Seperti biasa turunnya wahyu ini disebar juga ke seluruh penjuru dunia sebagai “wangsit” atau “mimpi” yang bisa datang kepada siapa saja agar yang berminat bisa ikut bertanding dengan melakukan “tapa brata” atau “prihatin” melakukan berbagai usaha mempersiapkan syarat-syarat guna mendapatkan wahyu tersebut.
Konon untuk wahyu Makutaromo yang akan diturunkan tersebut “beritanya” telah disebar luas sehingga Raja Suyudono dari Astina telah mendapat wangsit atau mimpi datangnya Wahyu tersebut bahkan mendapat bisikan dalam mimpi melalui siapa Wahyu itu akan diturunkan. Konon pesan kepada Raja Suyudono adalah bahwa Wahyu tersebut akan diturunkan melalui Begawan Kesowo Sidi di Pesanggrahan Kota Runggu.
Seperti biasa Raja Suyudono tidak pergi sendiri berusaha mendapatkan Wahyu tetapi mengutus Panglima perangnya Adipati Karno didampingi Patih Sengkuni, Begawan Durna, Raden Burisrawa dan anak Pendita Durna Raden Aswatomo. Seperti biasa Adipati Karno berangkat biarpun dengan setengah hati, begitu juga Patih Sengkuni atau Pendito Durna yang umumnya menghendaki agar Raja Suyudono berangkat sendiri mengadakan kunjungan kehormatan pada utusan Dewa Begawan Kesowo Sidi.
Nun di Pesanggrahan Begawan Kesowo Sidi dikawal dua orang cantrik pengawal yaitu Raden Anoman dan Begawan Maenaka. Kepada dua orang pengawal itu dipesan agar setiap orang yang bermaksud menghadap kepada Sang Begawan tidak boleh membawa senjata apapun juga.
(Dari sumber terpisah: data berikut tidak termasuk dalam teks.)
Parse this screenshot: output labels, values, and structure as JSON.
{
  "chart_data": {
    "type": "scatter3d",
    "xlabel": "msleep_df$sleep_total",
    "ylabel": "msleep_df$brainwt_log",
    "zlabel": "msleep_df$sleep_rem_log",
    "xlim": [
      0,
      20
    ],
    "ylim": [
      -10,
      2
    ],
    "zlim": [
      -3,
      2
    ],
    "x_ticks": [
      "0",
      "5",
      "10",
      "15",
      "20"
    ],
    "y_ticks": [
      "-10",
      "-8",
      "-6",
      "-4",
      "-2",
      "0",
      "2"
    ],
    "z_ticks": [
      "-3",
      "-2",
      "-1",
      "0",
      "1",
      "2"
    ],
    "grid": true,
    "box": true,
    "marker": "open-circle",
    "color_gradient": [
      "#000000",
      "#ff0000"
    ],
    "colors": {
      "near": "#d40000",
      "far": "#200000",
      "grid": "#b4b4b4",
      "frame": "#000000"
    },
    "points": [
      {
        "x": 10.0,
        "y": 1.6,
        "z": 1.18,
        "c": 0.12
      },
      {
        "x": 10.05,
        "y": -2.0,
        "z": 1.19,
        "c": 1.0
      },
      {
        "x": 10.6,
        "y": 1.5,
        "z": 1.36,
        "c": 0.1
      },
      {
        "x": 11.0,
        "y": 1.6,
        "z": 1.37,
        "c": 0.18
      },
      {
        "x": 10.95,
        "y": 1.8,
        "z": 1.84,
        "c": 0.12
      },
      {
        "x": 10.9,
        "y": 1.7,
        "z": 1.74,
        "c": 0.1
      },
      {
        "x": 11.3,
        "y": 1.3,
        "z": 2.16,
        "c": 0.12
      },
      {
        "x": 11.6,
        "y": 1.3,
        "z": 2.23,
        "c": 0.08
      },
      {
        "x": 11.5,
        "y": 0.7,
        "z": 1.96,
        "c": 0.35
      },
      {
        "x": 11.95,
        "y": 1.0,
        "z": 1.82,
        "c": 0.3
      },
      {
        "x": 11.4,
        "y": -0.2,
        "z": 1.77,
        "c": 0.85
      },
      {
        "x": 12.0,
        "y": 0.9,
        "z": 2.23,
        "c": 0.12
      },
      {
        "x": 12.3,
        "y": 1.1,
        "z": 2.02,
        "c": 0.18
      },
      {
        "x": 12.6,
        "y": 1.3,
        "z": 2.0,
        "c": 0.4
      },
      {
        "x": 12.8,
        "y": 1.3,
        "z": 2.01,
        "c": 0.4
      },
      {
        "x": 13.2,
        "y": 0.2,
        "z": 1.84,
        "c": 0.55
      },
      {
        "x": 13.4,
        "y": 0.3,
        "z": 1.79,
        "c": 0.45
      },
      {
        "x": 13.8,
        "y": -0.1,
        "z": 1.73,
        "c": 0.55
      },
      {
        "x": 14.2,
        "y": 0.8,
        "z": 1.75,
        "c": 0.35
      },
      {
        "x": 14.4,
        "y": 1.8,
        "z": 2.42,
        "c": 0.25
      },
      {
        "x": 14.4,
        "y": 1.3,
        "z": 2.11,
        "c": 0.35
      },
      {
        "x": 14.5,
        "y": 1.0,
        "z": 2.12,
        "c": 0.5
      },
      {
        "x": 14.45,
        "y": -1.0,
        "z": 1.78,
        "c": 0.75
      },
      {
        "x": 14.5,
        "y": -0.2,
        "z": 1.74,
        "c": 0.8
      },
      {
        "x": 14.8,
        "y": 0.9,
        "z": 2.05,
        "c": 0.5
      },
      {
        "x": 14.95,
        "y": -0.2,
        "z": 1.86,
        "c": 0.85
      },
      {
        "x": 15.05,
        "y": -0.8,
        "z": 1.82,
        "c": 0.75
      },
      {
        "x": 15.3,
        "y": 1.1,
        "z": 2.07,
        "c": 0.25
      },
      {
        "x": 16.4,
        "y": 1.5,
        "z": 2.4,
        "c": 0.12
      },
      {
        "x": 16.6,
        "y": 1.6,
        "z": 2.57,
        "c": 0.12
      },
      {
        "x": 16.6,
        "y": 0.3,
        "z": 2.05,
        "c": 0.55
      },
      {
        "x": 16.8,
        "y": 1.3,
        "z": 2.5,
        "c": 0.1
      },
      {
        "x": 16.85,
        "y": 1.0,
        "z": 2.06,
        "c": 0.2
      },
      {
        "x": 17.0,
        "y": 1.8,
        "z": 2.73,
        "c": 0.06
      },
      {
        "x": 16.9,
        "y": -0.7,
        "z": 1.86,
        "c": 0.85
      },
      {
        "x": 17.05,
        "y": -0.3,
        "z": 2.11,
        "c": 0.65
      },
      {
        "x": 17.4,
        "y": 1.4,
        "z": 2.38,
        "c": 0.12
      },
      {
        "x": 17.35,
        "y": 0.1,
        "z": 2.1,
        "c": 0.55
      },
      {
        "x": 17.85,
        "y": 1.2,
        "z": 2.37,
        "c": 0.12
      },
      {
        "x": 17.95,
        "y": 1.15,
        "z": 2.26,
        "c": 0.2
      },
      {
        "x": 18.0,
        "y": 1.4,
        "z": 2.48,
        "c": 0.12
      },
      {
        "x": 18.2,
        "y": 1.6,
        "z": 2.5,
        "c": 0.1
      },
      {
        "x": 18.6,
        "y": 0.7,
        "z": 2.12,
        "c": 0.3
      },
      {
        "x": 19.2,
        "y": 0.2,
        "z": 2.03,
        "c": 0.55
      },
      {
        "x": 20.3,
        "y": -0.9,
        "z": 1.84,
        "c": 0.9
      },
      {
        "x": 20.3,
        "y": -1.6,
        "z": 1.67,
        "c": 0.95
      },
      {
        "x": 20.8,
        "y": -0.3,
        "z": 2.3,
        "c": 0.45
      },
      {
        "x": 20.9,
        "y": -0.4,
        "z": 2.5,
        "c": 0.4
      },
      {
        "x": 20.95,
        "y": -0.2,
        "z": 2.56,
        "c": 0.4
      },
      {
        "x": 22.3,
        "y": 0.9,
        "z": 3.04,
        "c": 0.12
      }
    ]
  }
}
Konon utusan dari Astina tersebut berhadapan dengan para pengawal tetapi bersikukuh tidak mau menyerahkan senjatanya sebelum menghadap sehingga pecah peperangan antara rombongan tamu dan para pengawal. Para tamu Korawa kocar kacir dan senjata mereka berhasil dilucuti oleh Anoman dan Sang Begawan pengawal, termasuk panah pusaka Pasopati milik Adipati Karno. Sang Adipati yang setengah mau menjadi utusan marah besar dan malu karena panah pusakanya terampas sehingga “beliau ngambek” dan ingin Kembali ke Kadipatennya saja.
Kejadian itu dilaporkan kepada Begawan termasuk panah pusaka Adipati Karno diserahkan kepada Sang Begawan. KaRENA Anoman tidak ingin memiliki panah pusaka iyu, mka panah pusaka itu supaya dikembalikan kepada pemiliknya karena Anoman tidak tertarik memiliki pusaka sakti itu.
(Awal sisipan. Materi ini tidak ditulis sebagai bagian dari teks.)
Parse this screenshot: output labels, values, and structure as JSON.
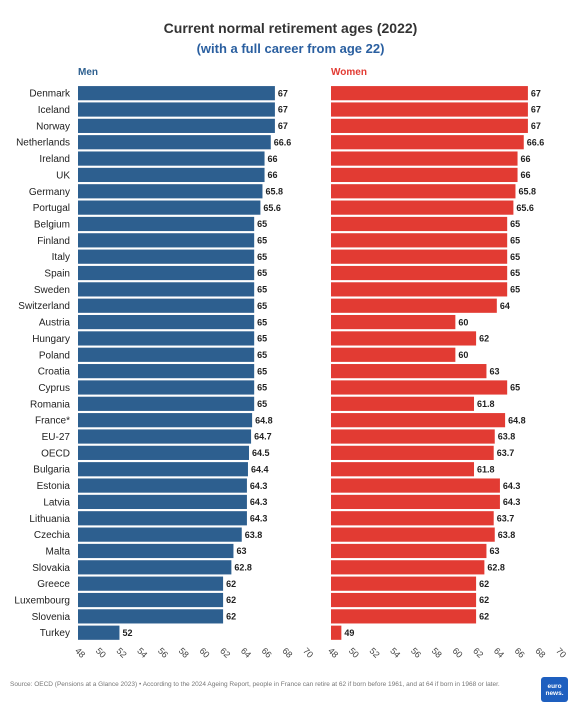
{
  "chart_data": {
    "type": "bar",
    "orientation": "horizontal",
    "title": "Current normal retirement ages (2022)",
    "subtitle": "(with a full career from age 22)",
    "categories": [
      "Denmark",
      "Iceland",
      "Norway",
      "Netherlands",
      "Ireland",
      "UK",
      "Germany",
      "Portugal",
      "Belgium",
      "Finland",
      "Italy",
      "Spain",
      "Sweden",
      "Switzerland",
      "Austria",
      "Hungary",
      "Poland",
      "Croatia",
      "Cyprus",
      "Romania",
      "France*",
      "EU-27",
      "OECD",
      "Bulgaria",
      "Estonia",
      "Latvia",
      "Lithuania",
      "Czechia",
      "Malta",
      "Slovakia",
      "Greece",
      "Luxembourg",
      "Slovenia",
      "Turkey"
    ],
    "series": [
      {
        "name": "Men",
        "color": "#2d5f8f",
        "values": [
          67,
          67,
          67,
          66.6,
          66,
          66,
          65.8,
          65.6,
          65,
          65,
          65,
          65,
          65,
          65,
          65,
          65,
          65,
          65,
          65,
          65,
          64.8,
          64.7,
          64.5,
          64.4,
          64.3,
          64.3,
          64.3,
          63.8,
          63,
          62.8,
          62,
          62,
          62,
          52
        ],
        "labels": [
          "67",
          "67",
          "67",
          "66.6",
          "66",
          "66",
          "65.8",
          "65.6",
          "65",
          "65",
          "65",
          "65",
          "65",
          "65",
          "65",
          "65",
          "65",
          "65",
          "65",
          "65",
          "64.8",
          "64.7",
          "64.5",
          "64.4",
          "64.3",
          "64.3",
          "64.3",
          "63.8",
          "63",
          "62.8",
          "62",
          "62",
          "62",
          "52"
        ]
      },
      {
        "name": "Women",
        "color": "#e23b33",
        "values": [
          67,
          67,
          67,
          66.6,
          66,
          66,
          65.8,
          65.6,
          65,
          65,
          65,
          65,
          65,
          64,
          60,
          62,
          60,
          63,
          65,
          61.8,
          64.8,
          63.8,
          63.7,
          61.8,
          64.3,
          64.3,
          63.7,
          63.8,
          63,
          62.8,
          62,
          62,
          62,
          49
        ],
        "labels": [
          "67",
          "67",
          "67",
          "66.6",
          "66",
          "66",
          "65.8",
          "65.6",
          "65",
          "65",
          "65",
          "65",
          "65",
          "64",
          "60",
          "62",
          "60",
          "63",
          "65",
          "61.8",
          "64.8",
          "63.8",
          "63.7",
          "61.8",
          "64.3",
          "64.3",
          "63.7",
          "63.8",
          "63",
          "62.8",
          "62",
          "62",
          "62",
          "49"
        ]
      }
    ],
    "xlim": [
      48,
      70
    ],
    "xticks": [
      "48",
      "50",
      "52",
      "54",
      "56",
      "58",
      "60",
      "62",
      "64",
      "66",
      "68",
      "70"
    ]
  },
  "footer": "Source: OECD (Pensions at a Glance 2023) • According to the 2024 Ageing Report, people in France can retire at 62 if born before 1961, and at 64 if born in 1968 or later.",
  "logo": {
    "line1": "euro",
    "line2": "news."
  }
}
Pada pertemuan itu Anoman mendapat perintah mencari Janaka agar dihadapkan pada Sang Begawan secepatnya.
Akhirnya Janaka ditemukan dan segera dihadapkan pada Sang Begawan guna mendapatkan hadiah pemberian anugerah Wahyu Makutharomo sehingga keturunan Aryuna di kemudian hari dipersiapkan menjadi raja di tanah Jawa yang luas.
Pada saat diserahkannya Wahyu tersebut Arjuna ditawari juga senjata sakti milik Adipati Karna tetapi Arjun yang merupakan saudara sama ibu dengan Adipati Karno menolak. Akhirnya Arjuna ditugasi mengembalikan pusaka Adipati Karno itu kepada pemiliknya.
Pada pertemuan berikutnya dengan sangat terharu Adipati Karno menerima pusaka andalannya dari Arjuna yang dalam Perang Barata Yudha menjadi lawannya yang Tangguh. Dengan sikap Arjuna itu Adipati Karno tidak mencoba berebut Wahyu karena Arjuna dianggap memenuhi syarat memiliki Wahyu.
Raden Werkudara merasa iri kenapa Arjuna yang diberi wahyu akhirnya mendapat penghargaan dari roh kakak Raja Alengko yang dibunuhnya dan “kekuatannya masuk ke tangan kanan” Raden Werkudara. Dengan demikian kepemilikan Wahyu itu tidak ada lagi yang mengganggu gugat. Pada waktunya keturunan Arjuna akan menjadi Raja di Astina setelah Perang Barata Yudha Jaya Binangun.